Old vehicles moulder gently into rust at multiple locations throughout fair Dade. Landowners cherish their right to let 'em--but IDA worries junkyard after junkyard may scare off potential investors.
The February meeting of the Dade Industrial Authority (IDA) on Monday was largely preoccupied with the matter of replacing IDA's inimitable director, Peter Cervelli. Cervelli, who has been at the center of Dade economic development since there was economic development in Dade, has announced he's slipping the yoke.
So IDA board members spent much of the Feb. 26 meeting adjusting their timetable for interviewing prospective successors. They decided in the end to have all resumes in by April 1 and final interviews wrapped up by April 15, to give the new hire time to work with Cervelli in May before he shakes the dust.
Meanwhile, the soon-to-be dust-shaker updated the board as to IDA's current businesses: Gill Industries is looking for space, he said. Vanguard complains that its stop sign keeps getting knocked down. "It's a state problem," he said. "The city's handling about it."
Cervelli said he was still considering bids for signs to direct truckers to the Vanguard railroad crossing, both Vanguard's own trucks and those going to the older part of the industrial park. "If they don't want to get blocked by trains, that's the only way," he said, referring to a longtime problem to all in Dade who have occasional need to traverse the railroad tracks that bisect the county. He said a $5000 grant from Top of Georgia might help subsidize the signs.
Member George Nelson asked if the new signs will be designed to coordinate with "William Back's group." Back spoke in November to the Trenton City Commission on behalf of Scenic Dade Development, a group Nelson was sponsoring to come up with attractive signs for Trenton-Dade attractions.
"These are functional," said Cervelli. "The others are functional but high-quality design-wise."
IDA hears from JDA's Keith Barclift, bottom left corner of table. Proceeding clockwise around the table are director Peter Cervelli, attorney Robin Rogers, members George Nelson, Larry Case, Doug Anderton, Chairman Nathan Wooten and Sharon Moore, with bookkeeper Caitlyn Casey.
Member Larry Case agreed that perhaps the functional signs should coordinate with the high-quality-design-wise ones: "If they're going up for a very long time, they ought to look good," he said.
Cervelli also touched in passing on what information he would leave for his successor, as well as the obvious question at this fateful juncture: "Where should we go down the road?"
But he said little about where precisely that might be in the public part of the meeting, though he noted: "Some of this I'll talk about in executive session today."
The group did go into executive session for some time, but announced nothing upon return for the benefit of press and public.
The board during its regular session heard a presentation from Keith Barclift of the Northwest Georgia Development Authority.
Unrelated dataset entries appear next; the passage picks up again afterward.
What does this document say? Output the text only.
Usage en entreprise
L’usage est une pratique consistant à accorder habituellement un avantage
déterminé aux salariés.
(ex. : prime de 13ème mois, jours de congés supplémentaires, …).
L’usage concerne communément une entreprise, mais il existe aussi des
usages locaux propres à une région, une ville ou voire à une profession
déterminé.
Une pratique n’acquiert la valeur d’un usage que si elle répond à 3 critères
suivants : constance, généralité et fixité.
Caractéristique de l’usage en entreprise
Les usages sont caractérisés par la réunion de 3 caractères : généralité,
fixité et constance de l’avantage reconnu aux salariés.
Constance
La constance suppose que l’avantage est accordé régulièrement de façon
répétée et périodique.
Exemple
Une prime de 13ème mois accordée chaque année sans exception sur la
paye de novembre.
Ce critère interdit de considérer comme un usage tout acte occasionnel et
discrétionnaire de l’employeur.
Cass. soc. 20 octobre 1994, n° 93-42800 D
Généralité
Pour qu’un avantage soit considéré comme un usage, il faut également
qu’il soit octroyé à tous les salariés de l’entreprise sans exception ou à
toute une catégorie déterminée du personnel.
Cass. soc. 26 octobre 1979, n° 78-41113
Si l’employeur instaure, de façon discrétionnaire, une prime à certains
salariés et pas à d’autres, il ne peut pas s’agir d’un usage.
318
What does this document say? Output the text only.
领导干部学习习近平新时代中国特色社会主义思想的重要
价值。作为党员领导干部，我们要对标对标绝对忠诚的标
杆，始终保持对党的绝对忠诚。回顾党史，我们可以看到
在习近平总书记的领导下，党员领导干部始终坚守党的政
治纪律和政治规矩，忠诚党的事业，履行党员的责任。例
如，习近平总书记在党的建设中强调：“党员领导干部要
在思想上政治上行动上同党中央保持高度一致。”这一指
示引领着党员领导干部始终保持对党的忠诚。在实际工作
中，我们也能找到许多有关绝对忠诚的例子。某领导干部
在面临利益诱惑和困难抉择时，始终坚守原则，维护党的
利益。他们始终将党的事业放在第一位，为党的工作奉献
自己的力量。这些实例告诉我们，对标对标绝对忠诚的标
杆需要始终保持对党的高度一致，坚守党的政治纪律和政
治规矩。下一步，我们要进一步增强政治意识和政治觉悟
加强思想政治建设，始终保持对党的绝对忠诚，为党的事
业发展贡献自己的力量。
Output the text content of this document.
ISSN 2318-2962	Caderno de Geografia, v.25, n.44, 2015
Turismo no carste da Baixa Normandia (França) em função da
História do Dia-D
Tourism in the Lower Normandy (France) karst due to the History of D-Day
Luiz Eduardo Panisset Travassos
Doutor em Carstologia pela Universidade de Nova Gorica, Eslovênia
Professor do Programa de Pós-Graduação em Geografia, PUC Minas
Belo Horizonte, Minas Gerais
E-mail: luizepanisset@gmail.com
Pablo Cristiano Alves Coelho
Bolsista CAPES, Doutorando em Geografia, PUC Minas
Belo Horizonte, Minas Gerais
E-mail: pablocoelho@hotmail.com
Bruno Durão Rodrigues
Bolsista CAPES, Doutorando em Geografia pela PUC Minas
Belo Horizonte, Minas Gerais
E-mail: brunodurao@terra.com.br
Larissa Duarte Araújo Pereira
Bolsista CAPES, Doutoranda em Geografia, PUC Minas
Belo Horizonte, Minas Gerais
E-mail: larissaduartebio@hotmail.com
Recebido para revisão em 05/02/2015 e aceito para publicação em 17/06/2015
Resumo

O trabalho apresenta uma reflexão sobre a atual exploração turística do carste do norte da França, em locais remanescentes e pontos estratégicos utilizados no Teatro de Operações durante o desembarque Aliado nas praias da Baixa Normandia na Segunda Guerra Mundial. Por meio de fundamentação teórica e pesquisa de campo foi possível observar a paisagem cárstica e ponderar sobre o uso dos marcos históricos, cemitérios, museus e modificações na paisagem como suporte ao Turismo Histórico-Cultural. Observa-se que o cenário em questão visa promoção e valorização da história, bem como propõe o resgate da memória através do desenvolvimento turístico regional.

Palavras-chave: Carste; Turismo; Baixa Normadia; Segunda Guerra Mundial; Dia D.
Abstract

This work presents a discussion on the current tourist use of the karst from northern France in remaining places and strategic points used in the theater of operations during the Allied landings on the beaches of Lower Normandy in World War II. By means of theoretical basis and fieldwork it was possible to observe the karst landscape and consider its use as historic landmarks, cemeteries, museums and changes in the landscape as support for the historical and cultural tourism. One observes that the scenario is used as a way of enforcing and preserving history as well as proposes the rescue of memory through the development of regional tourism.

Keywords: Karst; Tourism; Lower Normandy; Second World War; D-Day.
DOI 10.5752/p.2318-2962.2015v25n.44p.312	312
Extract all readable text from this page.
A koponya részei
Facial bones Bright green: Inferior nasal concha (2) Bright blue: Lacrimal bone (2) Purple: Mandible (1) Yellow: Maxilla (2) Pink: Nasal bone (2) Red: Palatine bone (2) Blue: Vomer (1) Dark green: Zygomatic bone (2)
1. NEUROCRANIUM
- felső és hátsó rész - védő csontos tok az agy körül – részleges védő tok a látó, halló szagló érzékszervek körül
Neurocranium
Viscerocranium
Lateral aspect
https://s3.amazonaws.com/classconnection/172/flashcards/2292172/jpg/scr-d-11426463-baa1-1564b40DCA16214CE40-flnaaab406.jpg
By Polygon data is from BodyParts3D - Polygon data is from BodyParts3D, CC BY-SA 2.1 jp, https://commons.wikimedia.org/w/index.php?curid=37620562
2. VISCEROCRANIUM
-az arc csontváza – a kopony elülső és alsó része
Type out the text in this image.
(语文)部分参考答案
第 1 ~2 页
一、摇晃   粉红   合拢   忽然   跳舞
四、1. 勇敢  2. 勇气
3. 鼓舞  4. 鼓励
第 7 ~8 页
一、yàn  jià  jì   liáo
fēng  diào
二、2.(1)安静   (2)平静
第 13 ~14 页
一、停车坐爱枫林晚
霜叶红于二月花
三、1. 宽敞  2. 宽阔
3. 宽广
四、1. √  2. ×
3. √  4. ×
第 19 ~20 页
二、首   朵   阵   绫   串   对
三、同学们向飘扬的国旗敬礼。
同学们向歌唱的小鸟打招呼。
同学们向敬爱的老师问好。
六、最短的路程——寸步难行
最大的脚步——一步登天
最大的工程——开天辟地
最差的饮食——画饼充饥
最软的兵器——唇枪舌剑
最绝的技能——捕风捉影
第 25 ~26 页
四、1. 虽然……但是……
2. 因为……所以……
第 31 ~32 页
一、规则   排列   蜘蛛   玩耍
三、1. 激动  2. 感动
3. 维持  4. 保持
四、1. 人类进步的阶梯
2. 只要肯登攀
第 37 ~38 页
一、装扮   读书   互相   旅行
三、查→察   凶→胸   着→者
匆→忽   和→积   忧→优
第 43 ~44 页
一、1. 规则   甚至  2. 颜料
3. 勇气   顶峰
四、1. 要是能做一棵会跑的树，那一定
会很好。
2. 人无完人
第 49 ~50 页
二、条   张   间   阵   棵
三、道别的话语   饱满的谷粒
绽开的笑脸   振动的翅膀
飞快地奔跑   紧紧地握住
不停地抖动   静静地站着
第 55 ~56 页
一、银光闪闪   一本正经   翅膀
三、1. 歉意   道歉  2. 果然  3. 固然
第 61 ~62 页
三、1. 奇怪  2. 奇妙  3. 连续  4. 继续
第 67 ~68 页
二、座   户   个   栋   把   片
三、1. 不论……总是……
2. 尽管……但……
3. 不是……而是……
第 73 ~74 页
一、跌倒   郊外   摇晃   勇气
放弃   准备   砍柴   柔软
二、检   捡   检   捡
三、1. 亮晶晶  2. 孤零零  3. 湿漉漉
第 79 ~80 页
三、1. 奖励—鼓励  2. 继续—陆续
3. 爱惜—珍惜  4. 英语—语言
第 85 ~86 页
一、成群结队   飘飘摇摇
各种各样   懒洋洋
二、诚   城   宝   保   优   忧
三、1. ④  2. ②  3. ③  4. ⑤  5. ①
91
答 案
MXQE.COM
Barclift offered IDA an upgrade to its website for $1500, through participation in JDA's umbrella program, and subsidized by another grant from Top of Georgia, which he explained was its nonprofit arm. IDA voted to try it for a year. The upgrade will make more local information more readily available for prospective investors researching Dade on the IDA website.
The meeting was all but over when George Nelson brought up a concern: A business associate was interested in buying acreage on Highway 11 South, Nelson's own stomping grounds, where he has established his Southeast Lineman Training Center, which brings hundreds of new and hungry young people to eat at Dade restaurants, rent Dade lodgings and buy gas at Dade gas stations three times to year. Nelson said he worried the potential investor would be put off by the area's vista of "a junkyard on the left side and a junkyard on the right side" of the road.
IDA Chairman Nathan Wooten agreed that Dade's many such eyesores might in fact negatively impress those thinking of buying in. "I think it's time to bring it to a head," said Wooten.
Trenton has an eyesore ordinance, pointed out Wooten, then asked Trenton City Commissioner Jerry Henegar, who happened to be in the audience: "Jerry, could we get a copy of y'all's ordinance?"
Ordinance? The Planet asked Wooten after the meeting adjourned. Did he mean a land-use ordinance? In the unincorporated county? As in the dread Z-word, "zoning," such unpopular syllables with voters that canny Dade politicians fear even to utter them aloud?
"I don't know that it's zoning," said Wooten.
But if people want to invest millions, said Wooten, does Dade really want to scare them away with acres of garbage? "If you're going to have all that stuff out there, maybe you should put up a fence," he postulated.
Will the owners of Dade's vast acres of vehicular cemeteries in fact consent to veil them from the passerby's tender sensibilities? Will IDA, unelected but able to grant tax dispensations and issue bonds like a local government, succeed in zoning a county that has scathed and scarred many an elected leader who ventured to suggest it?
Time will tell--and The Planet will duly pass it on.
IDA meets at 3 p.m. the fourth Monday of each month in the Dade Administrative Building. The next meeting is on March 26.